Athletic director Ben Jay told the Board of Regents Committee on Intercollegiate Athletics on Thursday that he will lay out his “Game Plan” to elevate the department’s future at today’s invitation-only downtown luncheon.
“The pitch we are going to make is, I feel, Manoa has now done its part taking a step forward (for athletics) and now we are asking the community and government,” Manoa Chancellor Tom Apple told regents.
According to a fund-raising plan presented to the regents, UH seeks to raise $7.1 million in donations for the current fiscal year and $44.4 million over the next five years.
The department has averaged $6.2 million annually in donations over the past five years and wants to raise its annual budget from $32 million to $40 million within five years.
“We have pretty high hopes,” Apple told the regents, saying, “I want to be playing Stanford, USC and Berkeley all the time so that we are thought of in the same vein.”
Apple said, “I’d like to give (Jay) three years to build this public commitment and at the end of three years, if we can follow the plan that Ben has laid out, I’ll also say this: particularly with the outreach we have been making to China and Asia that, I believe, if we get this kind of commitment, that we will be in a position, because of our academics, because of then our new stances in athletics, that we could be considered for admission to the Pac-12, the Pac-whatever, the Pac-16 at that point. That is certainly a goal. It is not going to be easy and not everyone agrees that we can do it, but I think it is where we need to go.”
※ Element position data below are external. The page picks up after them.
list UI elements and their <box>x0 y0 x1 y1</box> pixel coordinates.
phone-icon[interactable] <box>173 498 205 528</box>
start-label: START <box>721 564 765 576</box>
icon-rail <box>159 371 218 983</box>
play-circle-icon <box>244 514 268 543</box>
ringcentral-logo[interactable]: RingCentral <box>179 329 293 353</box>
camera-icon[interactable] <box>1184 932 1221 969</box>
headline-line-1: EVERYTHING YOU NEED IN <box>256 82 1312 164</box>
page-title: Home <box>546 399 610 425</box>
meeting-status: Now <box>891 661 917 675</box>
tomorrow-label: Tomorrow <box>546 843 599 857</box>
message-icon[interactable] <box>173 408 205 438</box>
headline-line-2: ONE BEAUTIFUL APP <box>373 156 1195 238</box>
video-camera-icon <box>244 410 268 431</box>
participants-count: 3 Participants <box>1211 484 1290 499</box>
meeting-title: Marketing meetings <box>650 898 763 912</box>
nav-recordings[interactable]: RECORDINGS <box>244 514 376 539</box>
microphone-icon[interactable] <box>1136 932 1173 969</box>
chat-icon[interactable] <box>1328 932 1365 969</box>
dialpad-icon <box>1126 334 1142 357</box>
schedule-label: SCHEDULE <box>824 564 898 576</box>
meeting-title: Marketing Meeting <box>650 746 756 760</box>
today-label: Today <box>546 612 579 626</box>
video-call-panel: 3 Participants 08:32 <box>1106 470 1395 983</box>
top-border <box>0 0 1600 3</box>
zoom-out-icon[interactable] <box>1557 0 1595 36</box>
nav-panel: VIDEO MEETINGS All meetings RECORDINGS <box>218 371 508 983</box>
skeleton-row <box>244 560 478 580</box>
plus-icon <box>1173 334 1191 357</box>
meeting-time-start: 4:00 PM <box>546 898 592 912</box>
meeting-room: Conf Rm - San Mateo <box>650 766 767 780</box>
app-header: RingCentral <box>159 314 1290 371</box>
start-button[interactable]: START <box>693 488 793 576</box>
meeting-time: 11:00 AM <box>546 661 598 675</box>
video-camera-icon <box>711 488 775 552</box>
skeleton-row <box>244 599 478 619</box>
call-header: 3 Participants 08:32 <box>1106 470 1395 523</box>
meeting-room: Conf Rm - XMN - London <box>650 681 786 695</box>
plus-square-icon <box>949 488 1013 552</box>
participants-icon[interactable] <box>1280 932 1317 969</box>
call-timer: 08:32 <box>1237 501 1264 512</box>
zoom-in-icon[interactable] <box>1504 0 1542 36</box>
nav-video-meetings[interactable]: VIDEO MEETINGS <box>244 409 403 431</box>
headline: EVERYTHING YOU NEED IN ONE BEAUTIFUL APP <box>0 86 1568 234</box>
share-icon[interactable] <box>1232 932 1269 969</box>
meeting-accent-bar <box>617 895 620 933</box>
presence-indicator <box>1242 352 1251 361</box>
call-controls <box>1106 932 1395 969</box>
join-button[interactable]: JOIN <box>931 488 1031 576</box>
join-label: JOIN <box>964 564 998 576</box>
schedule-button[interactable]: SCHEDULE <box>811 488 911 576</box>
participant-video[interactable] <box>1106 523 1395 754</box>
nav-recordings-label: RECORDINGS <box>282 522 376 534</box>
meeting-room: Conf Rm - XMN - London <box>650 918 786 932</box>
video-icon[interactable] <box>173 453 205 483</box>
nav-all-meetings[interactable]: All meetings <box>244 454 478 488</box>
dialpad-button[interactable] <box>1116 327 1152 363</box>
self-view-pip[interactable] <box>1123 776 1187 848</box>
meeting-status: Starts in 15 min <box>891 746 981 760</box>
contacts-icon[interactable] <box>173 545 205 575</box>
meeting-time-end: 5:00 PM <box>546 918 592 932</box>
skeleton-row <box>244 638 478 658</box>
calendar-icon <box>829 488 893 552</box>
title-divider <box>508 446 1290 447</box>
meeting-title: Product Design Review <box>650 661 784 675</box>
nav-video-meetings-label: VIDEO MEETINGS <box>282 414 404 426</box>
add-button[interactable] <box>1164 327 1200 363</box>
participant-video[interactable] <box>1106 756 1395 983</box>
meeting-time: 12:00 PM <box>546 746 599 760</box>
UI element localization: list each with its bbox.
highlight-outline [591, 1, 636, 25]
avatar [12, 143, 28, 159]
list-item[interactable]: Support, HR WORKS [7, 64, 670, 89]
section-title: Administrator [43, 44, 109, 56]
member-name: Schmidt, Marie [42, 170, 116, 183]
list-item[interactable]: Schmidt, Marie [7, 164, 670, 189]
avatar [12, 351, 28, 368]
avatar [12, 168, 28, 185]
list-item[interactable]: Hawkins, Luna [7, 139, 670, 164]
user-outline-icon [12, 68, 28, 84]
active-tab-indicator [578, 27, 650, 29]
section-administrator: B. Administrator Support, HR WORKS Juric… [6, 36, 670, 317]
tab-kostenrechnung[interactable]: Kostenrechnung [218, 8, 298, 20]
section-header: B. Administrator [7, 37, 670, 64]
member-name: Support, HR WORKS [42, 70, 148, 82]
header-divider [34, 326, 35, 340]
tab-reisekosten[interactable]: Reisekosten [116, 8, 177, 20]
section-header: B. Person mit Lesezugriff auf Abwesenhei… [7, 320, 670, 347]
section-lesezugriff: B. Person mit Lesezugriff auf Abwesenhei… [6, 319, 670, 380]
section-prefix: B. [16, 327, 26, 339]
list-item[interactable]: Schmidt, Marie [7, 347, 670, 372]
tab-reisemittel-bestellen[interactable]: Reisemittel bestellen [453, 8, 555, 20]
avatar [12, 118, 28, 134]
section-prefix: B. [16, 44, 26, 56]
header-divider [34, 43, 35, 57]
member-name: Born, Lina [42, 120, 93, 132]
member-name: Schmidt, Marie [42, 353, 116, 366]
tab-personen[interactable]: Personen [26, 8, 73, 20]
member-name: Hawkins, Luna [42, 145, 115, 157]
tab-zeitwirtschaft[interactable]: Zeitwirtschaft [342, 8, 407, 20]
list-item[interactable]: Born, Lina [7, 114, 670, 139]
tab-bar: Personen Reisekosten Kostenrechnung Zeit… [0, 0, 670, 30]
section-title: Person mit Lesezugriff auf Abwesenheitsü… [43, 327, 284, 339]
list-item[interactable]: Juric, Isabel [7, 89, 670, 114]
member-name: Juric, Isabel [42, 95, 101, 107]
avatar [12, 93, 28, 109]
In materials presented to the board, Jay said, “This community is going to be called to action like never before. We will rely upon our community — all who call themselves avid supporters of Hawaii athletics — to decide with their financial resources the quality and level of competitive success they want from this athletic program.”
In May, Apple forgave — or “Manoa-ized” as he termed it — the athletic department’s $13 million accumulated net deficit built up over the past decade. In addition, he granted the department an additional $1.6 million in concessions, including $951,678 in tuition relief by allowing 177 out-of-state scholarships to be converted to in-state rates.
Previously, Apple said some prospective donors questioned why they should donate to athletics when Manoa wasn’t doing its part. “I can now look a potential donor in the eye,” Apple said. “I feel we have made a statement.”
Jay said, “If the state of Hawaii wants a program that they can be proud of … they are gonna have to help us. Folks are just gonna have to step up and help us do that. And that does mean the Legislature. That does mean the (Hawaii Tourism Authority), that does mean the corporate community. So, that’s who we are going to be talking to.”
Apple said, “Ben often calls (athletics) the front porch of UH, but in many ways it is the front porch of the entire state.”